Seketika percakapannya dengan Wendy di pagi cerah beberapa hari silam terngiang di telinganya.

"Aku memimpikan kak Joohyun."

Wendy jelas - jelas melihat tubuh Irene menegang diikuti ekspresi berubah serius walaupun hanya berlangsung tidak sampai 2 detik dan kembali makan seperti tidak terjadi apa - apa. Lantas ketika Irene tertawa hambar tanpa emosi sama sekali, Wendy tahu bahwa Irene sudah memahami kalimatnya barusan.

"Hahaha, apa kau merin..—"

"Kau menangis di depan kak Suho. Aku tidak tahu persisnya tapi fakta bahwa kau menangis sungguh menyakitiku kak."

Tipikal Irene biasanya. Menghadapi hal - hal semacam ini dengan tenang walaupun di dalamnya terdapat badai kegelisahan nan tengah menggoyahkan tiang keteguhannya. Meletakkan sendok dan garpu di sisi piring berisi nasi serta sup, Irene menoleh menatap Wendy seraya menyunggingkan senyum teduh nan bisa menenangkan hati siapapun yang melihatnya.

"Tenanglah. Aku akan baik - baik saja, hmm?"

Dengan menanamkan kilas balik itu di pikirannya, Irene mulai menyadari kekuatan Wendy semakin akurat seiring waktu berjalan. Dan bodohnya Irene mengabaikan segala penglihatan itu hanya karena merasa dirinya lebih baik.

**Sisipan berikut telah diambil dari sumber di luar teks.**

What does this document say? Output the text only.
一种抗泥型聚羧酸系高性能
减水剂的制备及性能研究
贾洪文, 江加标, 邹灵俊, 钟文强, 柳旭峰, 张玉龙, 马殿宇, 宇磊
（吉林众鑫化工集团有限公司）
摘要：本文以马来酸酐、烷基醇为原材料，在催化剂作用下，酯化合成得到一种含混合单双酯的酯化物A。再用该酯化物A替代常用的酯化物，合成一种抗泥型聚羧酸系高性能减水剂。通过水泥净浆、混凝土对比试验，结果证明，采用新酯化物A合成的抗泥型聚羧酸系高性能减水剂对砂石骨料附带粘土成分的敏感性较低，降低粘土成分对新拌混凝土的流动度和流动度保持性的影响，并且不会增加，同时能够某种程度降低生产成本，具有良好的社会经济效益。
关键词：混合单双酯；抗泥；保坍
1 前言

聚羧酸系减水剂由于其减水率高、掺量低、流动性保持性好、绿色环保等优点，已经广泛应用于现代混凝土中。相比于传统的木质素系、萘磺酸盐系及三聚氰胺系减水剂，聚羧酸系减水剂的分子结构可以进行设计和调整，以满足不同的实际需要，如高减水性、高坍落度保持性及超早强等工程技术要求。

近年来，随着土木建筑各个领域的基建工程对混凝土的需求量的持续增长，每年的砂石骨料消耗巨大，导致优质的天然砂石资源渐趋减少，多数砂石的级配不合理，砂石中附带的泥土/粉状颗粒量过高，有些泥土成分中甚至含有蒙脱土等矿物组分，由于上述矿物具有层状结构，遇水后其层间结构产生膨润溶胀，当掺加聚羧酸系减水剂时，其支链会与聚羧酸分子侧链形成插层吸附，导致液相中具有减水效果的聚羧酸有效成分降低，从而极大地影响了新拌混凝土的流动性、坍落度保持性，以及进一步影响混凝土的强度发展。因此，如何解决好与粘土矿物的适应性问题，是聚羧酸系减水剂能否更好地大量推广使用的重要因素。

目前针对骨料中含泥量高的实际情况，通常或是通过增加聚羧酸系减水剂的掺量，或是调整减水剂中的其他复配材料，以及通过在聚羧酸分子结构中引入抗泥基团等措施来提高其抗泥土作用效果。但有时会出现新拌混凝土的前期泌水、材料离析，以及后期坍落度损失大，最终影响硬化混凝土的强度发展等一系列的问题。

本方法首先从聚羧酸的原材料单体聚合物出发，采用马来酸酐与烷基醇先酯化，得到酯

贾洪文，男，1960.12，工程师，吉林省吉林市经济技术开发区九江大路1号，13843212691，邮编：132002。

Tapi mungkin Irene tidak sepenuhnya salah ketika mengatakan dia akan baik - baik saja karena tidak lama setelah memori itu berputar di kepalanya, seseorang masuk tanpa mengetuk pintu. Berhenti disana menatap Irene dengan senyum sayu dan kantung mata terlihat sangat tebal.

"Maaf, aku baru datang sekarang."

Irene bangkit berjalan menuju orang itu tanpa berniat menatapnya sedikitpun dan malah menggaruk tengkuknya canggung.

"Suho, aku..—"

"Aku mengerti, Rene. Dan aku berterimakasih karena kau sudah jujur padaku."

"Kau tidak marah?"

Suho mendekat memberikan jarak satu langkah antara dirinya dengan Irene sampai perempuan itu bahkan bisa mencium bau fabric softener dari hoodie abu - abu yang Suho pakai.

"Aku sedih. Tapi aku tidak bisa marah padamu, kau ingat?"

"Peluk aku."

Irene membuka lengannya. Inilah yang Ia sungguh butuhkan saat ini. Sebuah pelukan hangat yang sudah satu pekan Ia rindukan. Bergerak mendekat lantas melingkarkan lengan berototnya di sekitar bahu mungil Irene, Suho lantas mengusap surai hitam mengkilap, menyandarkan pipinya dikepala Irene.

"Aku merindukanmu, Ho. Aku kira telah kehilanganmu sehabis malam itu."

Tanpa Irene sadari senyum Suho menghilang digantikan ekspresi terluka.

"Aku tidak akan pernah pergi, Rene."

• 아 · 이 · 린 •

Irene meremas kertas dalam genggamannya sampai menimbulkan sobekan kecil bagian sudut. Mengangkat kepalanya hanya untuk menatap tajam sekretaris utama di hadapannya, Irene seakan menekan Bogum memberikan penjelasan sedetail - detailnya.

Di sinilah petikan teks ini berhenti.